Nesta quarta-feira, Bolsonaro ouvirá a voz do colegiado. O plenário do Supremo concluirá o julgamento que manterá em pé o inquérito das fake news. Confirmando-se o aval, as decisões tomadas por Alexandre de Moraes no âmbito do processo ganharão o selo do colegiado. Eventuais morteiros de Bolsonaro acertarão o Supremo, não o ministro.
De resto, o pedaço do bolsonarismo que percorre as redes sociais e as ruas à procura de encrenca tende a se frustrar com a promessa do "mito" de adotar "todas as medidas legais" para frear a Suprema Corte. Bolsonaro não pode mobilizar o aparato estatal para produzir petições judiciais em defesa de pessoas que não têm vínculo com o estado. Os encrencados pagam —ou deveriam pagar— do próprio bolso os honorários dos seus advogados.
Bolsonaro cogitava enfiar-se sob os cobertores sem comentar o novo sobrevoo da PF sobre o bolsonarismo. Mas não resistiu às cobranças que lhe chegaram pelas redes antissociais.

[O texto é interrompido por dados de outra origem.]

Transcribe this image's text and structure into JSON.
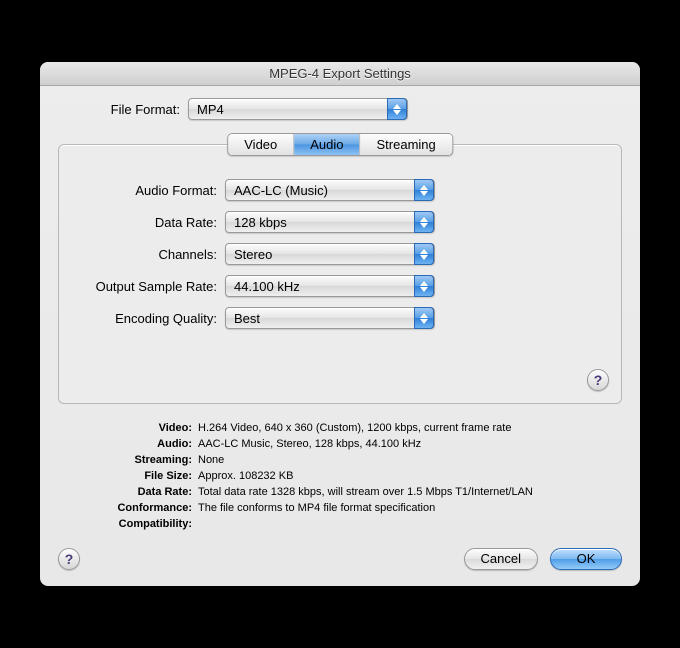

A certa altura, o presidente —ou seu ghostwriter— anotou: "Luto para fazer a minha parte, mas não posso assistir calado enquanto direitos são violados e ideias são perseguidas." Faltou definir "minha parte".
Um presidente que transforma o Ministério da Saúde em unidade militar depois de expurgar dois ministros em plena pandemia, que estimula apoiadores a invadirem hospitais, que silencia diante de apologistas que simulam o bombardeio do Supremo com fogos, que mantém um olavista no comando da Educação, que entrega ministério, banco público e fundo educacional ao centrão... um presidente assim não faz adequadamente a sua parte.
Ficou claro que, além de pôr a língua na coleira, Bolsonaro precisa colocar os pés no chão. Na sequência, basta que o presidente comece a presidir, fechando a indústria do ódio e a fábrica de crises.